Count 4 charges Walton with a violation of 18 U.S.C. 924(j) in connection with the first alleged carjacking on June 9, 2004. Walton is not charged with a violation of 18 U.S.C. 924(j) in connection with the second alleged carjacking on January 9, 2007.
Walton next argues that, even if the counts in the superseding indictment are not dismissed for improper joinder, the counts should be severed pursuant to Rule 14 and each group of charges should be brought at a separate trial because of the risk of prejudice. "The burden of demonstrating prejudice is a difficult one.... The defendant must show something more than the fact that a separate trial might offer him a better chance of acquittal." United States v. Ballis, 28 F.3d 1399, 1408 (5th Cir. 1994) (quoting United States v. Park, 531 F.2d 754, 762 (5th Cir.1976)). For example, "[c]lear prejudice may result when the jury is unable to separate the evidence and apply it to the proper offenses, or where the jury might use the evidence of one of the crimes to infer criminal disposition to commit the other crimes charged." United States v. Fortenberry, 914 F.2d 671, 675 (5th Cir. 1990).

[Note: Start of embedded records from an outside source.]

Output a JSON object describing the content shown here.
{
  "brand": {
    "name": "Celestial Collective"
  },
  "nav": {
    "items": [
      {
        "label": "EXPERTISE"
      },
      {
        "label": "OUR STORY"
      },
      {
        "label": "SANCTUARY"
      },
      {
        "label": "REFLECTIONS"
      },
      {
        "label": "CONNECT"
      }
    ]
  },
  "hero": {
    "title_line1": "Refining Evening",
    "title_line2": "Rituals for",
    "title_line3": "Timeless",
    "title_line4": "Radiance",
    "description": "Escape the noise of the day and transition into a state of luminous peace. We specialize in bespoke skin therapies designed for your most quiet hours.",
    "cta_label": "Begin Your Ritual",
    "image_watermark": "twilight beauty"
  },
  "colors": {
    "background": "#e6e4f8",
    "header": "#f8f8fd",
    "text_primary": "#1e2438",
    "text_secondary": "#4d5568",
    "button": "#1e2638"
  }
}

The Court does not find that joinder of these alleged crimes will cause a substantial or clear risk that Walton's right to a fair trial or any other specific trial right will be compromised or that the joinder of these offenses will preclude the jury from separating the evidence and applying it to the proper offenses. See Fortenberry, 914 F.2d at 675 (holding that the district court's refusal to sever did not prejudice the defendant because the evidence related to the first group of counts was distinct in time and source from the evidence related to the second group of counts). Any potential prejudice created by the joinder of these charges can be cured by effective jury instructions. See United States v. Bullock, 71 F.3d 171, 175 (5th Cir. 1995). Accordingly, the Court denies Walton's motion to sever counts of the superseding indictment.
CONCLUSION
For the foregoing reasons,
IT IS ORDERED that defendant's motion to dismiss counts, motion to sever defendant, and motion to sever counts are DENIED and that defendant's motion to suppress statement is DISMISSED AS MOOT.
New Orleans, Louisiana, August 18, 2011.